Here, the time derivative should be a partial derivative $\frac{\partial \mathbf{A}}{\partial t}$ ; i.e., it denotes the rate of change of $\mathbf{A}$ at a fixed point of space. But in the final expression that you want to get to for the force, the derivative is the "convective" time derivative $\frac{d\mathbf{A}}{dt}$ ; i.e., it denotes the rate of change of $\mathbf{A}$ as you move along with the particle. You will need to relate the two types of derivatives. See http://www.continuummechanics.org/cm/materialderivative.html

(3) $$\mathbf{v}\times(\nabla\times\mathbf{A})=\nabla(\mathbf{v}\cdot\mathbf{A})-\mathbf{A}(\mathbf{v}\cdot\nabla)$$

The last term is not quite written correctly.

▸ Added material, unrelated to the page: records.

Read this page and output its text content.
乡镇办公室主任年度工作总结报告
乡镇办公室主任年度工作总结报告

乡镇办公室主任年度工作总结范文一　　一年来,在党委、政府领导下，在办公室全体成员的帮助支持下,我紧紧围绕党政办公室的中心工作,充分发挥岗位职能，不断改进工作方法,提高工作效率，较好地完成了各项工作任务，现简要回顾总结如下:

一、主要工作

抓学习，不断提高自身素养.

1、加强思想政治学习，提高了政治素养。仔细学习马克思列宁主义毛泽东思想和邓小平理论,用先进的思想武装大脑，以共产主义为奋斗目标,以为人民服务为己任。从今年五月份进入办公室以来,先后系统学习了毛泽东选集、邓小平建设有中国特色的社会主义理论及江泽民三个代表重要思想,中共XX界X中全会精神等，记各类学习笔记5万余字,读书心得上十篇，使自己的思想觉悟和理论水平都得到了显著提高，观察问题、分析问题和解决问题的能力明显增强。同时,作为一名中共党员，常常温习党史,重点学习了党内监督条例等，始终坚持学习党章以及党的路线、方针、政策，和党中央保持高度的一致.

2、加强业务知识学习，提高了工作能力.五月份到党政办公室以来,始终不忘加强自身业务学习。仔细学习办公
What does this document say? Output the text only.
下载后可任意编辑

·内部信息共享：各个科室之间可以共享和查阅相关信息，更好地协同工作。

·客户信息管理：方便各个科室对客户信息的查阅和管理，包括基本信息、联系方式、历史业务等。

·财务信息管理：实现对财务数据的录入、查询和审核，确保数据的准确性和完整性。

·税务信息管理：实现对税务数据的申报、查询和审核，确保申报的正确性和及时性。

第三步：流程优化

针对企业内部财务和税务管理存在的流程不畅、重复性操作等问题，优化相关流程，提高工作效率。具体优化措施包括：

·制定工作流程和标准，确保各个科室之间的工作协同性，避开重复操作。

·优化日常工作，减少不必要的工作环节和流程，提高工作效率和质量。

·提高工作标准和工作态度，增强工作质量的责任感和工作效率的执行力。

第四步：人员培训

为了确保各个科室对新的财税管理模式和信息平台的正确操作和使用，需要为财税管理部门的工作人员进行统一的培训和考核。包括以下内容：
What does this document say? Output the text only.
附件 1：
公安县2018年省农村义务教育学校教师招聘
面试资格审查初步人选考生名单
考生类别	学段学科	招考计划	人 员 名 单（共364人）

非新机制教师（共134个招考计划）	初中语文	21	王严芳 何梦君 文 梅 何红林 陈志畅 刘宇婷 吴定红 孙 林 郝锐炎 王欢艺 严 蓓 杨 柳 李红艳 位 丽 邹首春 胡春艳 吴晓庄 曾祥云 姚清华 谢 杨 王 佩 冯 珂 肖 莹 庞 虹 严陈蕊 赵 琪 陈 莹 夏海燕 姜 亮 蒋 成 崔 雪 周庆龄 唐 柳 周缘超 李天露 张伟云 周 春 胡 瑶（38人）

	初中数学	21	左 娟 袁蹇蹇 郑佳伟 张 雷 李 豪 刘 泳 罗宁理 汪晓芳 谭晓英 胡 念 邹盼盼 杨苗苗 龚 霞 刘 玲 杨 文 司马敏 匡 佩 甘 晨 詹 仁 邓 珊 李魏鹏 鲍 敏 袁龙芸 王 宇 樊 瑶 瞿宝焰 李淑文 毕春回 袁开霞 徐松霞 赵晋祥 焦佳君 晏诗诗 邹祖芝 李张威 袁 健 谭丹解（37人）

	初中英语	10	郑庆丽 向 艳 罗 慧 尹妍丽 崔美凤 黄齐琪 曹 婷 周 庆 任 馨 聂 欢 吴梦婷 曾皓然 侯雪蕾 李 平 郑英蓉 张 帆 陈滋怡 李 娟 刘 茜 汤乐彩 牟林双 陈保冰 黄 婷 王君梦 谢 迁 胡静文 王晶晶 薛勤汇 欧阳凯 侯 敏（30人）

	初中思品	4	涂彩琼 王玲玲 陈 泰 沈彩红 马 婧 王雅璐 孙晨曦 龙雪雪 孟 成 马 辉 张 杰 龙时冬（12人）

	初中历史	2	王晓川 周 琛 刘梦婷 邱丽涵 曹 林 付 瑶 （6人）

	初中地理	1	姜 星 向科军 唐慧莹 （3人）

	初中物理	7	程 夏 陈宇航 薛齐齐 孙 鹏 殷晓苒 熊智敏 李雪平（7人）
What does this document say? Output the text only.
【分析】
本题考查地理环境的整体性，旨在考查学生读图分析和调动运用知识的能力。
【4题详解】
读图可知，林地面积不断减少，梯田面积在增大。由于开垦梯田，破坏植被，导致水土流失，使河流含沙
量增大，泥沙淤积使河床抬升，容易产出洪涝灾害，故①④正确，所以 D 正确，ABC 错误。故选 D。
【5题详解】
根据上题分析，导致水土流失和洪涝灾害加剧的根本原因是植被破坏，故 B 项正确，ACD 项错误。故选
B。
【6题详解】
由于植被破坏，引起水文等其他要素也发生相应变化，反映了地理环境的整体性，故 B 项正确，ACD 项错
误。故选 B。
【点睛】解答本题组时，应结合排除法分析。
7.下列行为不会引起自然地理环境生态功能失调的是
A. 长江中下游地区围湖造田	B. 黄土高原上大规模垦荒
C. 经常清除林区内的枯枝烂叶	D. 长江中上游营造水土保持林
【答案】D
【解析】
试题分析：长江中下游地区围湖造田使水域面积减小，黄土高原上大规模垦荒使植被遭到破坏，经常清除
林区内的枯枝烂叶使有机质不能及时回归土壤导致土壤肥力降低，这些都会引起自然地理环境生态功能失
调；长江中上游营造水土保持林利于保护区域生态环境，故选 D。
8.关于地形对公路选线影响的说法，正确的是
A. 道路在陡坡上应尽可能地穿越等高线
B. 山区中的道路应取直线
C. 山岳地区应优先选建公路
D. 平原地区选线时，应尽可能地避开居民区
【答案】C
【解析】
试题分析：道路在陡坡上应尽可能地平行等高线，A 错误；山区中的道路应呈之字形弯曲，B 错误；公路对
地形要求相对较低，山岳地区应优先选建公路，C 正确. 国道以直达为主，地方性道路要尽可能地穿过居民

In your way of writing it, the Del operator has nothing to act upon.

 

[loops496]

As TSny said $\mathbf{E}=-\nabla \phi - \partial_t \mathbf{A}$ nowusing the triple product identity:
$$\mathbf{v}\times(\nabla \times \mathbf{A}) = \nabla(\mathbf{A} \cdot \mathbf{v}) - \mathbf{A}(\mathbf{v} \cdot \nabla)$$
Which in the Lorentz equation:
$$\mathbf{F} = q \left[-\nabla \phi - \partial_t \mathbf{A} + \nabla(\mathbf{A} \cdot \mathbf{v}) - \mathbf{A}(\mathbf{v} \cdot \nabla) \right]$$
or
$$\mathbf{F} = q \left[-\nabla \phi - [\partial_t + (\mathbf{v} \cdot \nabla) ] \mathbf{A} + \nabla(\mathbf{A} \cdot \mathbf{v})\right]$$
where the term in the square bracket acting on $\mathbf{A}$ is called the convective derivative, viz. $(\partial_t + (\mathbf{v} \cdot \nabla) ) \mathbf{A} = \frac{d \mathbf{A}}{dt}$ as required.

 

[carlosbgois]

Got it! Thank you all.